You seem to have conflated fear of change with desire not to have useful functionality removed and replaced with functionality that might prove useful.

The touch strip is cool, but it suddenly means looking down at the keyboard to use it, and the loss of the tactile sensation of the keys. Maybe it's a net gain for some people. For me, it's at best 2 steps forward, 1 step back. It's a mixed blessing.


It doesn't really rebut me to twist up a bunch of semantics to make it seem like something is being taken away from you by the fact that Apple is making a product you don't like.


I'm just saying that it's a change that I dislike on an emotional level, and that I believe that needing to look at my computers controls to use them will lead to a permanent net decrease in comfort using the machine.

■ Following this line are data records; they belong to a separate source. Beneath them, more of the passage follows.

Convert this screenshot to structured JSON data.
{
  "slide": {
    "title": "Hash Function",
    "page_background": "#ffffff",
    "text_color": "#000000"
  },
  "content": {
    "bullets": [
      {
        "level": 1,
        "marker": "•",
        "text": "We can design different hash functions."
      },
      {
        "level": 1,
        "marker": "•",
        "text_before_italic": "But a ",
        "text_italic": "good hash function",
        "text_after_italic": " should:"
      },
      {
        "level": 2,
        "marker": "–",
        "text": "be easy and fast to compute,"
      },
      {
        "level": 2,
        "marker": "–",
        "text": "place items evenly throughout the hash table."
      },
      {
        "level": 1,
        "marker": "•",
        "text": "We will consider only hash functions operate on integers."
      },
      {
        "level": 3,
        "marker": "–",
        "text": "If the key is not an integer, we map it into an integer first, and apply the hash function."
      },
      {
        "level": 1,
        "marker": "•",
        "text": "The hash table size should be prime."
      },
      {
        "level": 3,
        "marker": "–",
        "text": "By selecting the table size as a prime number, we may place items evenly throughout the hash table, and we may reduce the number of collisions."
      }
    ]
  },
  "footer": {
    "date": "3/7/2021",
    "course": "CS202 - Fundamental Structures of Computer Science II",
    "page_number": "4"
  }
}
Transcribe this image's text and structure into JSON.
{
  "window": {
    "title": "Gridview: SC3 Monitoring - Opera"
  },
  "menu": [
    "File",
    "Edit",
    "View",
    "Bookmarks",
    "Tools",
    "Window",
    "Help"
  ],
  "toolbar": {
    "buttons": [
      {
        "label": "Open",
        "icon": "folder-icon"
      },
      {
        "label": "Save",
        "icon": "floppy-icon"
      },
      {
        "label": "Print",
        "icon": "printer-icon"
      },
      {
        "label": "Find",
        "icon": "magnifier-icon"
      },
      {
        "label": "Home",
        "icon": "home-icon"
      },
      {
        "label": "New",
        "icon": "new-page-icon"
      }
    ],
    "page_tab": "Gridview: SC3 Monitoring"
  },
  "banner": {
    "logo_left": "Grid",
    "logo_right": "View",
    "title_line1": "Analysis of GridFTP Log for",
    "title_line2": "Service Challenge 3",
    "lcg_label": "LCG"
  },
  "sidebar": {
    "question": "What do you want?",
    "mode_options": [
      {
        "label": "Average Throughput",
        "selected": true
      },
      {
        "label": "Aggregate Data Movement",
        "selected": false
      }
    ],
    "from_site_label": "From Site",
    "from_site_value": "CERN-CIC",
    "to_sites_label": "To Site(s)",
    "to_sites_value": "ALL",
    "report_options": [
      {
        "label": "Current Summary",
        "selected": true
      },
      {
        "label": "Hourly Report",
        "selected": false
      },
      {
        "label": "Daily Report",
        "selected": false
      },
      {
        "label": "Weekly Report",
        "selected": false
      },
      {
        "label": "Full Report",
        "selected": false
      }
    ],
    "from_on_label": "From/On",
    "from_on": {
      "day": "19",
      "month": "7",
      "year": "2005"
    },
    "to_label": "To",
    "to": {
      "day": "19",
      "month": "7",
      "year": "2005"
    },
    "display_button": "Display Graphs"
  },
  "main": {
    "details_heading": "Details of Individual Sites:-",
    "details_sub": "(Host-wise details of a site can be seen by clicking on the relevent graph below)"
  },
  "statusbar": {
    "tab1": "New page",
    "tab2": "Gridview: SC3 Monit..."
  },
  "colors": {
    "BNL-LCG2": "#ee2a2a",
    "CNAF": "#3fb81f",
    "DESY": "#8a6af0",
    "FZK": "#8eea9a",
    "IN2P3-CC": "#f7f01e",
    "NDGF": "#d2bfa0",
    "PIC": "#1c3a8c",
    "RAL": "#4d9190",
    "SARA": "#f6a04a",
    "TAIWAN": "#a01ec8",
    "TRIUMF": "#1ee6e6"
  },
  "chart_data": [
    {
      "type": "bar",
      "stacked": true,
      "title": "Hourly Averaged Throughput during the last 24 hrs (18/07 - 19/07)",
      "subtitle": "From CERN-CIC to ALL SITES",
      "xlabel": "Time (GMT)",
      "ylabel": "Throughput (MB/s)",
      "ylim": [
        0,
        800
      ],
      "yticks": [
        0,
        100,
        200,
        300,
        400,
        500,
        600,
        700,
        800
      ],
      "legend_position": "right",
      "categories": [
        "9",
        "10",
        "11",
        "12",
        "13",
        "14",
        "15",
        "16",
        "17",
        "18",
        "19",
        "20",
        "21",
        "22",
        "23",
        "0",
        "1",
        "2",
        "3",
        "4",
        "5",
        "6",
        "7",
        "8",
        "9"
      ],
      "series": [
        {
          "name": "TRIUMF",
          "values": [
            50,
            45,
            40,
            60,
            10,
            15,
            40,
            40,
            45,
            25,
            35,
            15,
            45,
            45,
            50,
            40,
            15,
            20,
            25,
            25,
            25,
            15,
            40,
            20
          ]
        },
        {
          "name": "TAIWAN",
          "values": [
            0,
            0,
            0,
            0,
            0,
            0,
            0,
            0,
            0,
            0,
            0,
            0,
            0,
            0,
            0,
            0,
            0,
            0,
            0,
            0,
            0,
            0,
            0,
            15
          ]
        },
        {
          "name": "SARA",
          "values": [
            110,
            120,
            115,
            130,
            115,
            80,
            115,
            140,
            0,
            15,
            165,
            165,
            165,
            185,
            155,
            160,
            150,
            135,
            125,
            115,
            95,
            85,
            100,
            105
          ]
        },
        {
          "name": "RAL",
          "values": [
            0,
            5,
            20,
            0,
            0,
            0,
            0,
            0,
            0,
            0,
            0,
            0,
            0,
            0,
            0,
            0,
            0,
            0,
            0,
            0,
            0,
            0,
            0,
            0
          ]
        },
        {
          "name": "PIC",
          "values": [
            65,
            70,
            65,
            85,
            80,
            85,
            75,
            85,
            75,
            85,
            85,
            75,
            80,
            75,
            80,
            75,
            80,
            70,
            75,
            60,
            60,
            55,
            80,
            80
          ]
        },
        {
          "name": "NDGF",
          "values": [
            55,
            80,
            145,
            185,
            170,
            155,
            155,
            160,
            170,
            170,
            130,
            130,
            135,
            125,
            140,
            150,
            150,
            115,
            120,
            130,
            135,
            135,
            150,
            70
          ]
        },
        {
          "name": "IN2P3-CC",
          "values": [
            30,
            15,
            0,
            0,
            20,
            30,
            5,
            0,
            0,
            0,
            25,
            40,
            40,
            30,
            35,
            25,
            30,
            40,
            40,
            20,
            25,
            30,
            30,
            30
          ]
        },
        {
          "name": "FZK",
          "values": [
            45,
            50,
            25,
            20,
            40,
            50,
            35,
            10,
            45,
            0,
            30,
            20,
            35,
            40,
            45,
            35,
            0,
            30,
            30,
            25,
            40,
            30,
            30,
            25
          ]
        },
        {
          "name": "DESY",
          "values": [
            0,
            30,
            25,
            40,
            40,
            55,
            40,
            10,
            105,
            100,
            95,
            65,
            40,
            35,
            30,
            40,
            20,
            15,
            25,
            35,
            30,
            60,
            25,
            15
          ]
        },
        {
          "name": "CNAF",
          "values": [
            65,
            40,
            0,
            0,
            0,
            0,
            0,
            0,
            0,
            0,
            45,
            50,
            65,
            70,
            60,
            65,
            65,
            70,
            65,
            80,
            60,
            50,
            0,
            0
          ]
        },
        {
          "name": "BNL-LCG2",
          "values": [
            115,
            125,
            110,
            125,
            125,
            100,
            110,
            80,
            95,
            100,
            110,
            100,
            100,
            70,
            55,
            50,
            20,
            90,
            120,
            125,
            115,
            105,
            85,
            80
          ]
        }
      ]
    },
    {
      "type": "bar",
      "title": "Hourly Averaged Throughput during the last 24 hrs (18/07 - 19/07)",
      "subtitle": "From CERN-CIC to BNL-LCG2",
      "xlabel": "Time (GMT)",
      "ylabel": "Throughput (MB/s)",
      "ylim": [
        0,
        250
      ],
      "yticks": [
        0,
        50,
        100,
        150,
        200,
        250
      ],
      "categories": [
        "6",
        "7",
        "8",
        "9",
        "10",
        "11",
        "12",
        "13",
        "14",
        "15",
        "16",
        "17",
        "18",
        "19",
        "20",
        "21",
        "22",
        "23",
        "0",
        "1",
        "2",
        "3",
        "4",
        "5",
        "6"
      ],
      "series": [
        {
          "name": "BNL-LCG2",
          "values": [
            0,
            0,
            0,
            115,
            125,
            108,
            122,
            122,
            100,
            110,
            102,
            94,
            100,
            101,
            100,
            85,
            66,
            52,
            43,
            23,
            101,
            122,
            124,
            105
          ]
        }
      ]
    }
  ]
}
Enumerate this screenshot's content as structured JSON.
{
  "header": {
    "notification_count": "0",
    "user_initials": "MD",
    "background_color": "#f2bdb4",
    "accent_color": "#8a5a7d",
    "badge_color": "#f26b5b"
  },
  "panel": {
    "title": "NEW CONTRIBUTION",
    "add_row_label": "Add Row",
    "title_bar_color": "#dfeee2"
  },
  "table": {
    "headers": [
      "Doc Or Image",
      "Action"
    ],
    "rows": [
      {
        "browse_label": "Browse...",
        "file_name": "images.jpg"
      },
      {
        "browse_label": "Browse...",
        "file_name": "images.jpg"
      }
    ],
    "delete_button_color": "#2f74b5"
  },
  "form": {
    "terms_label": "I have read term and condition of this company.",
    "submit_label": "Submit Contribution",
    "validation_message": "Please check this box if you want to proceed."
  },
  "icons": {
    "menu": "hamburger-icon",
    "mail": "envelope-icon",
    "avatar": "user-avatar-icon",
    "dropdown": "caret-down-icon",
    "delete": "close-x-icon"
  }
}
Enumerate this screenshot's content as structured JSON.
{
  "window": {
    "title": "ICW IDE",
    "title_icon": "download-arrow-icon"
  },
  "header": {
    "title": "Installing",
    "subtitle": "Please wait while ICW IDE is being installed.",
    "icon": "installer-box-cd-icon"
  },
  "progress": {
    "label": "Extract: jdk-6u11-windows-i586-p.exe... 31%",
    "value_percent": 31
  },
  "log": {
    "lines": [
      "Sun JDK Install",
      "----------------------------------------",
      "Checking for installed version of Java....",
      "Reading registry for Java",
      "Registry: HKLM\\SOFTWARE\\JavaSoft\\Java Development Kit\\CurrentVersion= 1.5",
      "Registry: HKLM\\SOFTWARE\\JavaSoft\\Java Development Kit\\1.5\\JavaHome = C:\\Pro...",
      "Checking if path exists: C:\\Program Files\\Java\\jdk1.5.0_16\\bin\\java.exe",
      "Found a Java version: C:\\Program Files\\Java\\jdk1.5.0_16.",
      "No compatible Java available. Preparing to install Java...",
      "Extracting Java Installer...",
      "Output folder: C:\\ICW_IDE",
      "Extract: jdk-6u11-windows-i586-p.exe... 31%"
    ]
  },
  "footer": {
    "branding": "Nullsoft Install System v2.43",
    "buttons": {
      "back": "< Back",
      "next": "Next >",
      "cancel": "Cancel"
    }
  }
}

They're making a product that I don't like, and that's not a new phenomenon. Categorically, I dislike things that seem like change for the sake of change, and I dislike things that feel like a company herding my behavior in the direction they want me to go.

On the other hand, I like progress. In my opinion, features like this are certainly change, but I doubt that they're progress. That is, I think that it both adds and removes features. Fear of change isn't a bad thing, in and of itself. I think the point that we disagree on the strongest is whether Apple's new hardware represents actual progress, or merely change.


Not wanting to divert attention from the screen during engaged work has nothing to do with fear of change.


Sure it does. People don't want to change their habits because of a hypothesized productive decline that is, by the necessity of not having tried the change, based solely on emotion. Call the emotion whatever you want if "fear" makes you feel too silly.


> You seem to have conflated sophistication with fear of change. The history of technology shows this fear is misplaced. If the interface provided is compelling, most people will adapt.

You're typing this on a keyboard layout designed to avoid jams on typewriters.


Except this would be un-adaptable. Looking away from a screen that has no physical feedback to alert the user where the fingers are will cause issues.

I don't know a single person who can actually type on a smart phone without looking and nearly zero mistakes.